11. A process for preparation of Fesoterodine (I)

comprising a step of reducing compound of formula (II) with sodium borohydride in presence of acid to give compound of formula (X)

12. The process as claimed in claim 11, wherein acid is selected from methanesulfonic acid, sulfuric acid, trifluoroacetic acid or mixtures thereof.

13. A process for preparation of Fesoterodine (I)

comprising a step of reacting compound of formula (X) with halogenating reagent in the presence of triphenyl phosphine to give compound of formula (XI)

Hal is Cl, Br or I.

14. The process as claimed in claim 13, wherein halogenating reagent is selected from chlorinating reagents such as N-chlorosuccinimide, phosphorous pentachloride, phosphorous trichloride or mixtures thereof, brominating reagents such as N-chlorosuccinimide, dibromodimethyl hydantoin, phosphorous tribromide or mixtures thereof and iodinating reagents such as potassium iodide, sodium iodide or mixtures thereof.

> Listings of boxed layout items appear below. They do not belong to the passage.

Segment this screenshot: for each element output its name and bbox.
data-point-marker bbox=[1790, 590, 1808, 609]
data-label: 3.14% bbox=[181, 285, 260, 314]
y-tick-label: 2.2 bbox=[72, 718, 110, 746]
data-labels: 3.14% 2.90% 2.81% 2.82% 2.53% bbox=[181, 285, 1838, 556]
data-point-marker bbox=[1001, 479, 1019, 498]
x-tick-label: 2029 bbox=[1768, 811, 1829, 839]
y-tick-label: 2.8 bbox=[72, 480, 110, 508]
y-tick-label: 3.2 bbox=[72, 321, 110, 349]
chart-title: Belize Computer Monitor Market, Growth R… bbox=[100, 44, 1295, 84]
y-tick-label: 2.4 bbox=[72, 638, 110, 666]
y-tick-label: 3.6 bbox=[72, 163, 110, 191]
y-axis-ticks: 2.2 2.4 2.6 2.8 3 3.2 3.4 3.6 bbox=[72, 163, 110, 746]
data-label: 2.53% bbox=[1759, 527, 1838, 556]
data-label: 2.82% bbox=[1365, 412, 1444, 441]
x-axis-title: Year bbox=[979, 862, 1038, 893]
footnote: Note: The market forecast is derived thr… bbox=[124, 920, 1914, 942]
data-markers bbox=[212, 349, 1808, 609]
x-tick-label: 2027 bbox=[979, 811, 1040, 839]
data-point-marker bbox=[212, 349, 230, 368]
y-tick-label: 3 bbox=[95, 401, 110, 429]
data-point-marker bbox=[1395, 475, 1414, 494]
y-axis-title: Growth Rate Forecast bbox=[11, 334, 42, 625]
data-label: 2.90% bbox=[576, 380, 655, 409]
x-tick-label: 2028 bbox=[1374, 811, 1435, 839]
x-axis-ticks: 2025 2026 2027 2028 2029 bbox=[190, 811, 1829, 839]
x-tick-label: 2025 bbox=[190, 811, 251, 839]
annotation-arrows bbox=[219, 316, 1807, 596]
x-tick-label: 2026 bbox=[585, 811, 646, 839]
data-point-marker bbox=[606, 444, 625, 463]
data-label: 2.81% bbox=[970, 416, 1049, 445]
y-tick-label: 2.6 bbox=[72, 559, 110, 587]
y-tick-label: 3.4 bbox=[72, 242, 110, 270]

15. A process for preparation of Fesoterodine (I)

comprising a step of reacting compound of formula (XI) with diisopropylamine to give compound of formula (V)

16. A process for preparation of Fesoterodine (I)

comprising ,
(a) reducing compound of formula (II) with sodium borohydride in presence of acid to give compound of formula (X)

(b) reacting compound of formula (X) with halogenating reagent in the presence of triphenyl phosphine to give compound of formula (XI)

Hal is Cl, Br or I.
(c) reacting compound of formula (XI) with diisopropylamine to give compound of formula (V)

17. The process as claimed in claim 16, wherein acid is selected from methanesulfonic acid, sulfuric acid, trifluoroacetic acid or mixtures thereof.

18. The process as claimed in claim 16, wherein halogenating reagent is selected from chlorinating reagents such as N-chlorosuccinimide, phosphorous pentachloride, phosphorous trichloride or mixtures thereof, brominating reagents such as N-chlorosuccinimide, dibromodimethyl hydantoin, phosphorous tribromide or mixtures thereof and iodinating reagents such as potassium iodide, sodium iodide or mixtures thereof.

19. The process according to any preceding claim characterized in that the compound of formula (II), (III), (IV), (V), (VI), (VII), (X), (XI) is having R configuration.